My father Leslie Dewhurst was born, along with his siblings, in Liverpool. When I was a child, my Aunty Nora told me that when their father died young of heart disease, their mother couldn’t look after them and the children were placed in an orphanage. In 1939 they were evacuated to the Lake District.
A website revealed that my father and his brothers were sent to Hawse End House near Keswick. I was amazed to learn that it belonged to Catherine Marshall (1880–1961), a pacifist and leading light in the suffrage movement. Her family files, letters and papers were archived at the Carlisle Archive Centre within the Marshall family collection. Finding my father’s records was a sheer fluke. For one thing, the orphanage records were left behind when Hawse End House closed and discovered when it was sold. Someone saw their value and passed them to the archive – in those days, there was no legal requirement to keep such documents.
In addition, the Carlisle archives are tricky to negotiate. If I had not found the link to Catherine Marshall, I would never have found my father’s records. If you just search for his name it says, “No record found.” However, Leslie Dewhurst DMAR13/13 is there, along with dozens of other boys’ records – including those of his brothers: Ronald and John. I needed to know what was in those files, but the data protection law meant that it wasn’t going to be simple.

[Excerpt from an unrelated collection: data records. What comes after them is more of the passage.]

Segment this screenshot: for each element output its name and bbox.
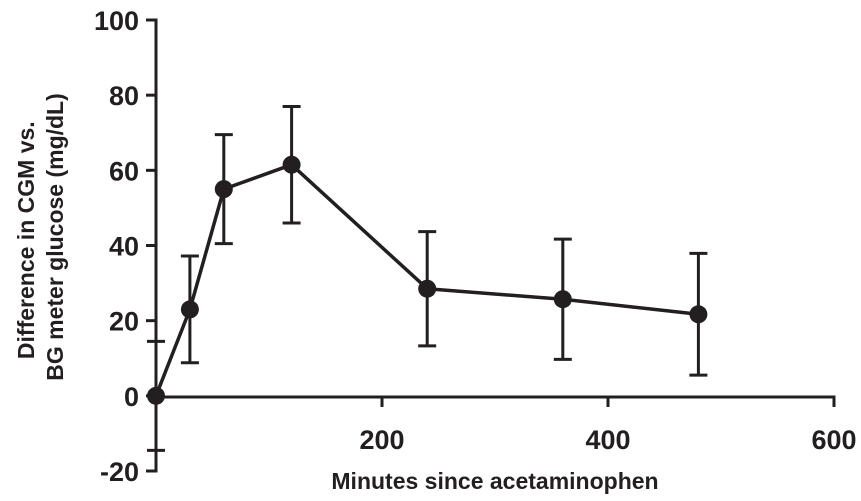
y-tick-label: 0 <box>124 382 139 412</box>
y-tick-label: 20 <box>109 307 139 337</box>
x-tick-label: 200 <box>359 425 404 455</box>
y-axis-title-line-1: Difference in CGM vs. <box>13 121 39 359</box>
data-point <box>553 290 572 309</box>
y-axis-title: Difference in CGM vs. BG meter glucose (… <box>13 93 68 381</box>
y-tick-label: 60 <box>109 156 139 186</box>
data-point <box>418 279 437 298</box>
y-tick-labels: -20 0 20 40 60 80 100 <box>94 6 139 487</box>
data-point <box>214 180 233 199</box>
x-tick-label: 400 <box>585 425 630 455</box>
axes <box>146 18 836 473</box>
x-tick-label: 600 <box>811 425 856 455</box>
data-point <box>689 305 708 324</box>
x-axis-title: Minutes since acetaminophen <box>331 468 658 494</box>
y-tick-label: 80 <box>109 81 139 111</box>
data-point <box>282 155 301 174</box>
y-axis-title-line-2: BG meter glucose (mg/dL) <box>42 93 68 381</box>
plot-area <box>147 104 708 452</box>
data-point <box>147 386 165 405</box>
y-tick-label: -20 <box>100 457 139 487</box>
data-point <box>180 300 199 319</box>
x-tick-labels: 200 400 600 <box>359 425 856 455</box>
y-tick-label: 40 <box>109 232 139 262</box>
y-tick-label: 100 <box>94 6 139 36</box>
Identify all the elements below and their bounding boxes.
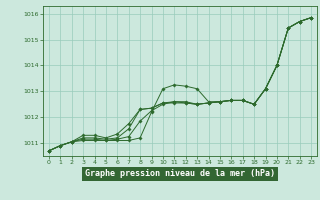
- X-axis label: Graphe pression niveau de la mer (hPa): Graphe pression niveau de la mer (hPa): [85, 169, 275, 178]
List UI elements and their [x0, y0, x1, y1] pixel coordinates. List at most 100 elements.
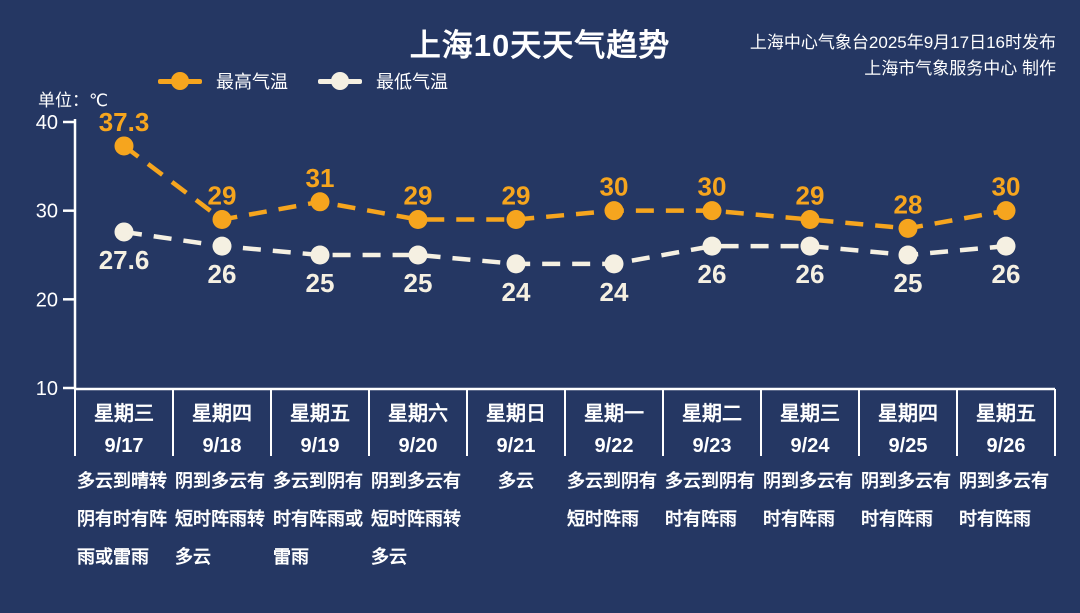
max-temp-point — [408, 210, 428, 230]
max-temp-point — [996, 201, 1016, 221]
legend-label-min-temp: 最低气温 — [376, 72, 448, 92]
y-tick-label: 40 — [36, 112, 58, 134]
y-tick-label: 20 — [36, 289, 58, 311]
min-temp-point — [996, 236, 1016, 256]
weather-cell: 多云到阴有短时阵雨 — [565, 462, 663, 576]
chart-legend: 最高气温 最低气温 — [158, 68, 448, 94]
max-temp-point — [212, 210, 232, 230]
weather-text: 阴到多云有短时阵雨转多云 — [371, 471, 461, 567]
day-cell: 星期五 9/26 — [957, 392, 1055, 458]
y-tick-label: 10 — [36, 378, 58, 400]
publisher-line-1: 上海中心气象台2025年9月17日16时发布 — [749, 33, 1056, 52]
min-temp-point — [702, 236, 722, 256]
page-title: 上海10天天气趋势 — [409, 28, 671, 63]
weather-cell: 阴到多云有短时阵雨转多云 — [173, 462, 271, 576]
max-temp-value-label: 37.3 — [99, 107, 150, 137]
weekday-label: 星期一 — [584, 402, 644, 425]
min-temp-value-label: 25 — [306, 268, 335, 298]
date-label: 9/24 — [790, 434, 830, 457]
max-temp-point — [898, 218, 918, 238]
date-label: 9/20 — [398, 434, 438, 457]
max-temp-point — [604, 201, 624, 221]
weather-description-row: 多云到晴转阴有时有阵雨或雷雨 阴到多云有短时阵雨转多云 多云到阴有时有阵雨或雷雨 阴到… — [75, 462, 1055, 576]
weather-text: 多云到阴有时有阵雨 — [665, 471, 755, 529]
min-temp-point — [506, 254, 526, 274]
max-temp-point — [506, 210, 526, 230]
day-cell: 星期三 9/24 — [761, 392, 859, 458]
max-temp-point — [800, 210, 820, 230]
unit-label: 单位：℃ — [38, 91, 109, 110]
weekday-label: 星期四 — [878, 402, 938, 425]
weekday-label: 星期四 — [192, 402, 252, 425]
day-cell: 星期日 9/21 — [467, 392, 565, 458]
min-temp-value-label: 24 — [600, 277, 629, 307]
weather-text: 多云到阴有短时阵雨 — [567, 471, 657, 529]
min-temp-value-label: 27.6 — [99, 245, 150, 275]
weather-text: 多云到阴有时有阵雨或雷雨 — [273, 471, 363, 567]
legend-label-max-temp: 最高气温 — [216, 72, 288, 92]
weekday-label: 星期二 — [682, 402, 742, 425]
weekday-label: 星期五 — [976, 402, 1036, 425]
day-date-row: 星期三 9/17 星期四 9/18 星期五 9/19 星期六 9/20 星期日 9/21 星期一 9/… — [75, 392, 1055, 458]
max-temp-point — [114, 136, 134, 156]
weather-text: 阴到多云有时有阵雨 — [959, 471, 1049, 529]
weekday-label: 星期三 — [780, 402, 840, 425]
weather-text: 阴到多云有时有阵雨 — [861, 471, 951, 529]
weather-cell: 阴到多云有时有阵雨 — [957, 462, 1055, 576]
min-temp-value-label: 25 — [894, 268, 923, 298]
weather-cell: 阴到多云有时有阵雨 — [761, 462, 859, 576]
min-temp-point — [310, 245, 330, 265]
min-temp-point — [898, 245, 918, 265]
day-cell: 星期二 9/23 — [663, 392, 761, 458]
max-temp-value-label: 28 — [894, 189, 923, 219]
min-temp-value-label: 26 — [992, 259, 1021, 289]
max-temp-value-label: 29 — [502, 181, 531, 211]
weather-cell: 阴到多云有时有阵雨 — [859, 462, 957, 576]
day-cell: 星期五 9/19 — [271, 392, 369, 458]
legend-item-max-temp: 最高气温 — [158, 68, 288, 94]
y-tick-label: 30 — [36, 201, 58, 223]
weather-cell: 阴到多云有短时阵雨转多云 — [369, 462, 467, 576]
max-temp-value-label: 30 — [992, 172, 1021, 202]
min-temp-point — [212, 236, 232, 256]
day-cell: 星期四 9/25 — [859, 392, 957, 458]
min-temp-legend-marker — [318, 72, 362, 90]
date-label: 9/17 — [104, 434, 144, 457]
min-temp-point — [800, 236, 820, 256]
max-temp-value-label: 29 — [796, 181, 825, 211]
weather-cell: 多云 — [467, 462, 565, 576]
publisher-line-2: 上海市气象服务中心 制作 — [864, 59, 1056, 78]
max-temp-value-label: 29 — [404, 181, 433, 211]
legend-item-min-temp: 最低气温 — [318, 68, 448, 94]
min-temp-point — [604, 254, 624, 274]
min-temp-value-label: 26 — [208, 259, 237, 289]
weather-text: 多云到晴转阴有时有阵雨或雷雨 — [77, 471, 167, 567]
date-label: 9/21 — [496, 434, 536, 457]
publisher-info: 上海中心气象台2025年9月17日16时发布 上海市气象服务中心 制作 — [750, 30, 1056, 82]
weather-cell: 多云到阴有时有阵雨 — [663, 462, 761, 576]
weather-cell: 多云到阴有时有阵雨或雷雨 — [271, 462, 369, 576]
min-temp-value-label: 25 — [404, 268, 433, 298]
date-label: 9/26 — [986, 434, 1026, 457]
max-temp-legend-marker — [158, 72, 202, 90]
weekday-label: 星期五 — [290, 402, 350, 425]
weekday-label: 星期三 — [94, 402, 154, 425]
max-temp-line — [122, 144, 1007, 231]
weather-text: 阴到多云有时有阵雨 — [763, 471, 853, 529]
max-temp-value-label: 29 — [208, 181, 237, 211]
weekday-label: 星期日 — [486, 402, 546, 425]
min-temp-point — [114, 222, 134, 242]
max-temp-legend-dot-icon — [171, 72, 189, 90]
min-temp-value-label: 26 — [796, 259, 825, 289]
min-temp-value-label: 24 — [502, 277, 531, 307]
min-temp-legend-dot-icon — [331, 72, 349, 90]
min-temp-line — [123, 229, 1007, 267]
max-temp-value-label: 30 — [600, 172, 629, 202]
weekday-label: 星期六 — [388, 402, 448, 425]
date-label: 9/22 — [594, 434, 634, 457]
date-label: 9/25 — [888, 434, 928, 457]
max-temp-value-label: 31 — [306, 163, 335, 193]
max-temp-point — [702, 201, 722, 221]
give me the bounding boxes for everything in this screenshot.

I contacted the archivist at Carlisle by email. I was told I would need to seek permission from Liverpool Children’s Services (LCS) before I was allowed access to my father’s records. I contacted LCS, sending all the documentation it requested to prove I was next of kin. Some weeks later, I was informed that it had no record of my father. I couldn’t believe it, but I wasn’t going to give up.
I got back in touch with Carlisle Archives and spoke to a more experienced archivist, who physically located the file and found that, in fact, I needed to seek permission from the Church in Liverpool to view its contents. She contacted the secretary to Liverpool diocese and gave me his details. When I emailed him, his response was positive and immediate. He had never been approached to give his permission in this way before. I sent him the relevant documentation and he liaised with the Carlisle archivist. Within a few weeks, I held the photocopied contents of my father’s file in my hands. I was overjoyed – it felt better than winning the lottery!
These sheets of paper allowed me to fill in the missing pieces of my father’s life. I discovered how his father died, where they had lived in Liverpool, the school he had attended, where he’d been baptised. These were all places I had known as a child. Once Dad was 14 years old, he was enrolled in a YMCA scheme called ‘British Boys for British Farms’. He worked on a farm near Ormskirk and I read in his file that he would visit his mother in Liverpool, taking her what little he earned.
The file includes a letter from the farm to the orphanage commenting, “We are having a little trouble with this lad.” It seems he was under pressure to return home. His mother was finding it hard to make ends meet, and was asking other family members to write to him. You could interpret this as her trying to apply pressure, but what the orphanage authorities didn’t know was that she could neither read nor write herself. Dad’s file ended in August 1942. I assume he returned to his mother to support her.
My grandfather’s death certificate revealed that he died of heart failure, aged just 36. It proved portentous as Leslie, John and Ronald were taken in the same way at young ages.
I really felt for my grandmother – can any of us truly imagine how hard it must be for a mother to have no option other than to give up her children? She wasn’t bad, just poor. But Dad would not have survived his childhood had the authorities not intervened – and I wouldn’t be here.